Critics of motivational research also point to the repeated studies concerning so-called impulse buying which indicate that, in some commodities, unplanned or impulse buying runs to 50 per cent and higher. Is it possible to determine what motivated such purchases? Mass displays in the store, reminder advertising, a new package, prettier color combinations, the recommendation of a friend, sudden impulse at the point of purchase, and many other motivations are known to enter into the picture. If consumers themselves do not know what caused them to buy, is it possible through behavioral science studies to determine such causes?
Marketing in the future will, without doubt, borrow much from other sciences in its steady march towards the application of scientific management principles to the marketing function. It is perhaps too early to tell which of these social sciences will contribute the most -psychology, sociology, anthropology, or economics. But there is a growing realization that interdisciplinary activity will result in greatly improved marketing in the future.

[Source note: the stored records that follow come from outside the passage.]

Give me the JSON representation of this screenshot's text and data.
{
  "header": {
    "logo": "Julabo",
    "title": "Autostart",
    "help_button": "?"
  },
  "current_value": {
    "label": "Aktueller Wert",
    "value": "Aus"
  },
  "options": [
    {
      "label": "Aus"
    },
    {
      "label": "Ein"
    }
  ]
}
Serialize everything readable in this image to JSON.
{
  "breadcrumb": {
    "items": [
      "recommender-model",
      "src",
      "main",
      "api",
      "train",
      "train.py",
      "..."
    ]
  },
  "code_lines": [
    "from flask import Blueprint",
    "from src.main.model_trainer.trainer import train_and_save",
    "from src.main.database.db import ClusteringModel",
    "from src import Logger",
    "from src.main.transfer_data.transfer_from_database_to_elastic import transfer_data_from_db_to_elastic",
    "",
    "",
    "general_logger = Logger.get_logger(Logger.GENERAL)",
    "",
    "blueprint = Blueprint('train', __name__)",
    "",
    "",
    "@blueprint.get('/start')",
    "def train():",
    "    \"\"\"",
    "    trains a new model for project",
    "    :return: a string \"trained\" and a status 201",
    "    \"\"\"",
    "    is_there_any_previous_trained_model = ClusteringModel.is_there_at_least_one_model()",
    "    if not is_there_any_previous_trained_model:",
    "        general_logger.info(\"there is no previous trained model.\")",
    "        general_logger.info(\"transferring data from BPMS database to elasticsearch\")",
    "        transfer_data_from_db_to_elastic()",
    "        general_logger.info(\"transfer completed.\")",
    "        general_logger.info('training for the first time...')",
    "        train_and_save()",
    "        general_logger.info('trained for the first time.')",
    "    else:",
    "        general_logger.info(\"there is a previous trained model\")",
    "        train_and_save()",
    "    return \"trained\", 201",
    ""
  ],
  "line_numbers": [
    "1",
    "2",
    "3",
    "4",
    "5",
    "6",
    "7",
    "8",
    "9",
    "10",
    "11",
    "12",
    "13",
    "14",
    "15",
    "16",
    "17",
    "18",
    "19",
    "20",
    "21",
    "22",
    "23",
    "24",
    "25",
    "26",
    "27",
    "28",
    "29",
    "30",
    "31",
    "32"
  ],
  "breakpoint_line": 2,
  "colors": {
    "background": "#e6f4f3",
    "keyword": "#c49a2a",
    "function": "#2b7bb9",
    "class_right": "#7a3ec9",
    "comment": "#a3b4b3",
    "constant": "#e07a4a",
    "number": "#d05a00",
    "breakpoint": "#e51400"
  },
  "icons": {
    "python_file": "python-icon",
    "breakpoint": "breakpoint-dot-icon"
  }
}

Certainly no careful student of marketing can afford to disregard the possibilities of help from such al¬lied sciences. It is apparent that industrial and agricultural productivity is far ahead of consumption and demand-creating productivity. Marketing (demand creating and demand satisfying) must grow up to the level of production if we are to establish a balance between production and consumption. Without this balance, we are doomed to recurring ups and downs in the business cycle.
In a nation whose declared national policy is full employment, we must study carefully all the elements that make for employment (production, consumption, consumer demand, consumer needs, consumer action and reaction, purchasing habits, etc.) in addition to shifts in population and in purchasing power. Much of this is the result of psychological factors rather than economic. In marketing we must study these factors, understand them, and be prepared to interpret them correctly. To this extent, a greater borrowing from psychology is no doubt essential and inevitable.